Gathering Evidence is dense, indeed, and best absorbed one spoonful at a time. There are formal sleights-of-hand like the increasingly longer lines in “Avalanche” and the rigid casing of poems like “The Transit of Venus”, the title poem “Gathering Evidence”, and “God Always Geometrises” with their respective 2, 3 and 4 line structures. Along the way (really, on almost every line), Hughes manages to turn a phrase that stops my breath. The experience of being caught in an avalanche: Our lungs made fists. Enrico Fermi calculating he’d reach critical mass if his math / were not at odds. If it were, Chicago would blush in solar flare.

And then there is that thing called rhythm. One man teaches another how to load a gun (a rifle, I think). Step by step, easy does it.

Insert a primer to the chamber.
Place the case, still in the dye,
into the chamber after.
Insert the priming rod, then tap the top.
Do this on a solid surface.
One in every thousand rounds or so,
one in every thousand will go off.
Wear eye protection. If desired, gloves.

- From "This Is What Makes It Go Bang

While Hughes’ first love is clearly poetry, she has since eased her way into fiction-writing. I love her debut novel, Orchid and the Wasp, in part for its pyrotechnic prose. Hughes knows exactly what can happen when poets write novels.

Scientists

For all the science and the scientists embedded in Gathering Evidence, Hughes comes to her love of science relatively late in life.

As a young adult, I had never been encouraged to spend time seriously thinking about what I believed in. I hadn’t much considered why the sky is blue, or what the statistical likelihood of my being born was. Scientists, I learned, were the ones dealing with all of the good questions!

Caoilinn Hughes interviewed by Lynley Hargreaves, “Science, Poetry & Responsibility” in SciBlogs Infrequently Asked Questions, 29 Apr 2015 (retrieved 1 May 2019)
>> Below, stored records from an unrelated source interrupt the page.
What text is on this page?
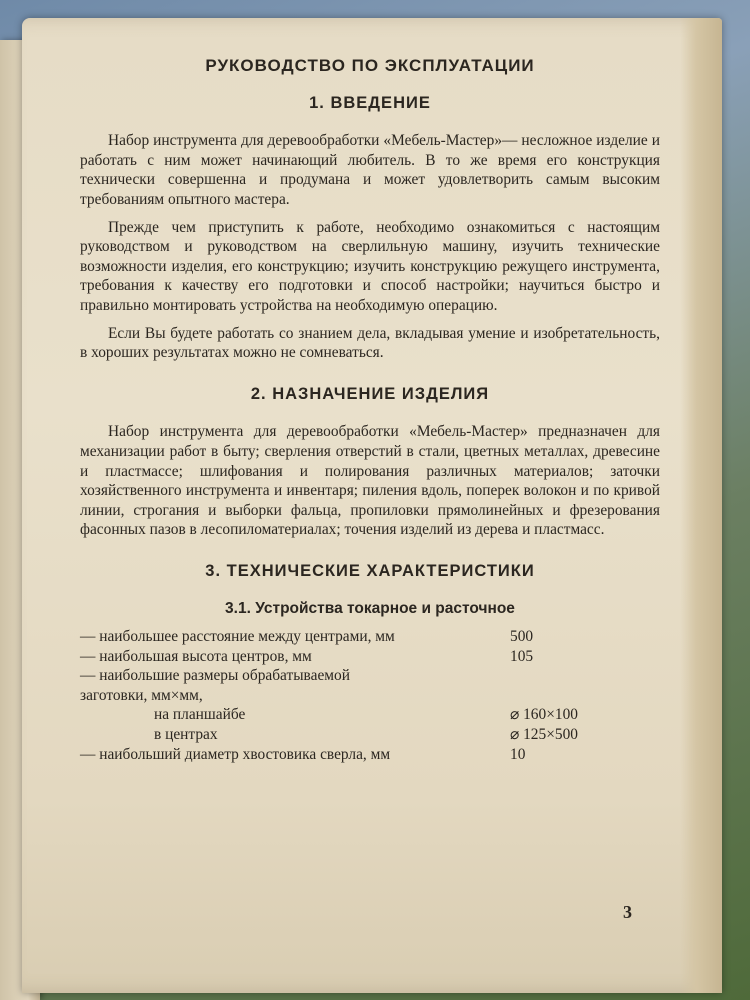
РУКОВОДСТВО ПО ЭКСПЛУАТАЦИИ
1. ВВЕДЕНИЕ

Набор инструмента для деревообработки «Мебель-Мастер»— несложное изделие и работать с ним может начинающий любитель. В то же время его конструкция технически совершенна и продумана и может удовлетворить самым высоким требованиям опытного мастера.

Прежде чем приступить к работе, необходимо ознакомиться с настоящим руководством и руководством на сверлильную машину, изучить технические возможности изделия, его конструкцию; изучить конструкцию режущего инструмента, требования к качеству его подготовки и способ настройки; научиться быстро и правильно монтировать устройства на необходимую операцию.

Если Вы будете работать со знанием дела, вкладывая умение и изобретательность, в хороших результатах можно не сомневаться.

2. НАЗНАЧЕНИЕ ИЗДЕЛИЯ

Набор инструмента для деревообработки «Мебель-Мастер» предназначен для механизации работ в быту; сверления отверстий в стали, цветных металлах, древесине и пластмассе; шлифования и полирования различных материалов; заточки хозяйственного инструмента и инвентаря; пиления вдоль, поперек волокон и по кривой линии, строгания и выборки фальца, пропиловки прямолинейных и фрезерования фасонных пазов в лесопиломатериалах; точения изделий из дерева и пластмасс.

3. ТЕХНИЧЕСКИЕ ХАРАКТЕРИСТИКИ
3.1. Устройства токарное и расточное
— наибольшее расстояние между центрами, мм	500
— наибольшая высота центров, мм	105
— наибольшие размеры обрабатываемой заготовки, мм×мм,
на планшайбе	⌀ 160×100
в центрах	⌀ 125×500
— наибольший диаметр хвостовика сверла, мм	10
3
Half of Hughes’ PhD took the form of a novel about a scientist. To create his world, Hughes read biographies of scientists which, in turn, led to teaching herself about quantum mechanics and the Hadron Collider. Hughes calls herself lecherous about other people’s knowledge. The factoids embedded in Gathering Evidence are too numerous to count.

It takes the New Zealand radio show host, Kim Hill, to unearth the real reason for Hughes’ fascination with scientists. You’re shacking up with one, aren’t you? Hughes is happy to admit it. The midnight tutelage. I should never have collapsed into love with a physicist. All that lechery with other people’s knowledge, was it?